A coletividade como solução: o combate à pandemia da Covid-19 em comunidades brasileiras, de Lúcia Puglia

Quando uma crise generalizada ocorre, principalmente uma pandemia de um vírus altamente contagioso, espera-se que o poder público de um Estado Democrático de Direito mapeie a situação, estabeleça os critérios de combate à doença e aja em prol de assegurar, na medida do possível, a saúde da população. Entretanto, em meio a um governo conspiracionista e marcado pelo negacionismo científico, o que foi visto no Brasil foi um descaso quanto a procedimentos básicos para garantir a saúde pública, universal e eficaz a todos. 

Em meio ao desamparo, os agentes sociais podem buscar a coletividade como um meio possível de solucionar temporariamente os problemas presentes, principalmente dentre a população mais vulnerável. De acordo com o Instituto de Pesquisa Econômica Aplicada (Ipea), a população de bairros pobres é a mais atingida pela pandemia do novo coronavírus, com uma desigualdade ainda maior em função da subnotificação de casos. Exemplos de ações deste tipo não faltam e, ainda que não tenham conseguido se estabelecer como uma solução de longo prazo devido à falta de recursos para sua manutenção, podem promover um panorama de futuros planejamentos e fatores a serem considerados em crises posteriores pelos governos locais.

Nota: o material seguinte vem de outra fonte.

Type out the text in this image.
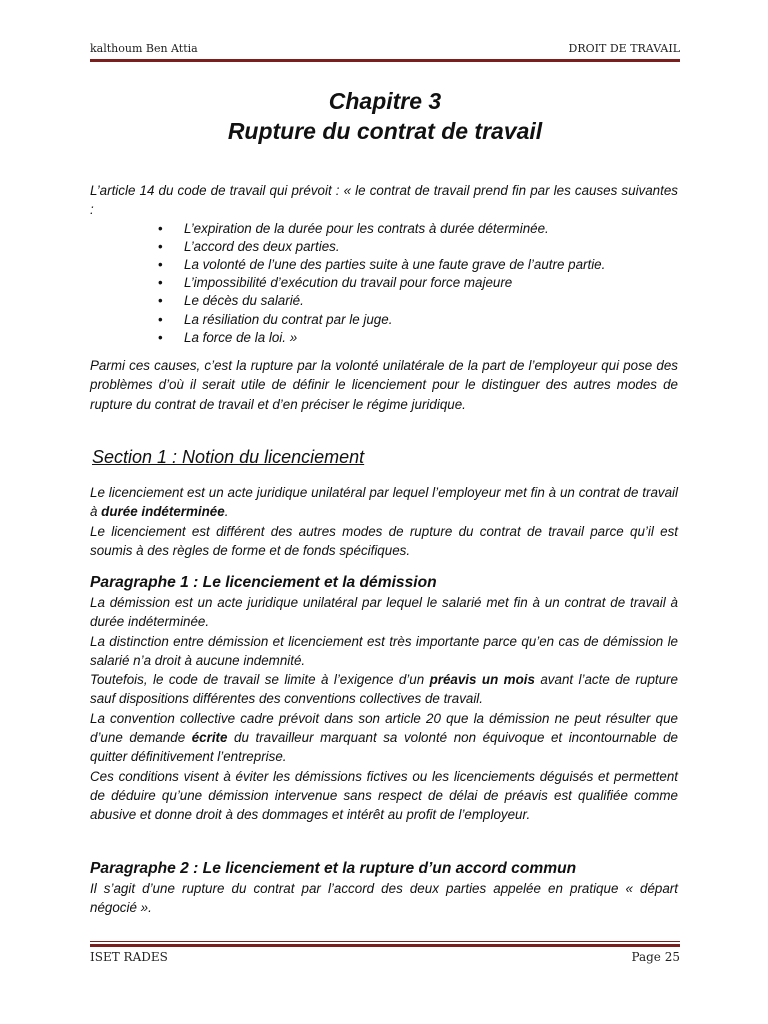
kalthoum Ben Attia	DROIT DE TRAVAIL
Chapitre 3
Rupture du contrat de travail

L’article 14 du code de travail qui prévoit : « le contrat de travail prend fin par les causes suivantes :

• L’expiration de la durée pour les contrats à durée déterminée.
• L’accord des deux parties.
• La volonté de l’une des parties suite à une faute grave de l’autre partie.
• L’impossibilité d’exécution du travail pour force majeure
• Le décès du salarié.
• La résiliation du contrat par le juge.
• La force de la loi. »

Parmi ces causes, c’est la rupture par la volonté unilatérale de la part de l’employeur qui pose des problèmes d’où il serait utile de définir le licenciement pour le distinguer des autres modes de rupture du contrat de travail et d’en préciser le régime juridique.

Section 1 : Notion du licenciement

Le licenciement est un acte juridique unilatéral par lequel l’employeur met fin à un contrat de travail à durée indéterminée.

Le licenciement est différent des autres modes de rupture du contrat de travail parce qu’il est soumis à des règles de forme et de fonds spécifiques.

Paragraphe 1 : Le licenciement et la démission

La démission est un acte juridique unilatéral par lequel le salarié met fin à un contrat de travail à durée indéterminée.

La distinction entre démission et licenciement est très importante parce qu’en cas de démission le salarié n’a droit à aucune indemnité.

Toutefois, le code de travail se limite à l’exigence d’un préavis un mois avant l’acte de rupture sauf dispositions différentes des conventions collectives de travail.

La convention collective cadre prévoit dans son article 20 que la démission ne peut résulter que d’une demande écrite du travailleur marquant sa volonté non équivoque et incontournable de quitter définitivement l’entreprise.

Ces conditions visent à éviter les démissions fictives ou les licenciements déguisés et permettent de déduire qu’une démission intervenue sans respect de délai de préavis est qualifiée comme abusive et donne droit à des dommages et intérêt au profit de l’employeur.

Paragraphe 2 : Le licenciement et la rupture d’un accord commun

Il s’agit d’une rupture du contrat par l’accord des deux parties appelée en pratique « départ négocié ».

ISET RADES	Page 25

Um exemplo seria o grupo formado em Paraisópolis, comunidade da zona sul de São Paulo. Conforme explicita uma reportagem do Nexo de julho de 2020, desde março a comunidade vinha implementando uma estratégia com resultados positivos de enfrentamento da crise sanitária. Uma pesquisa do Instituto Pólis, organização da sociedade civil voltada ao direito à cidade, registrou que, em maio de 2020, a taxa de mortalidade por covid-19 na região era de 21,7 pessoas por 100 mil habitantes, o que é mais de 50% menor do que a média municipal (56,2) e também bem menor que outras regiões vulneráveis da cidade, como Pari (127), Brás (105,9) e Brasilândia (78). 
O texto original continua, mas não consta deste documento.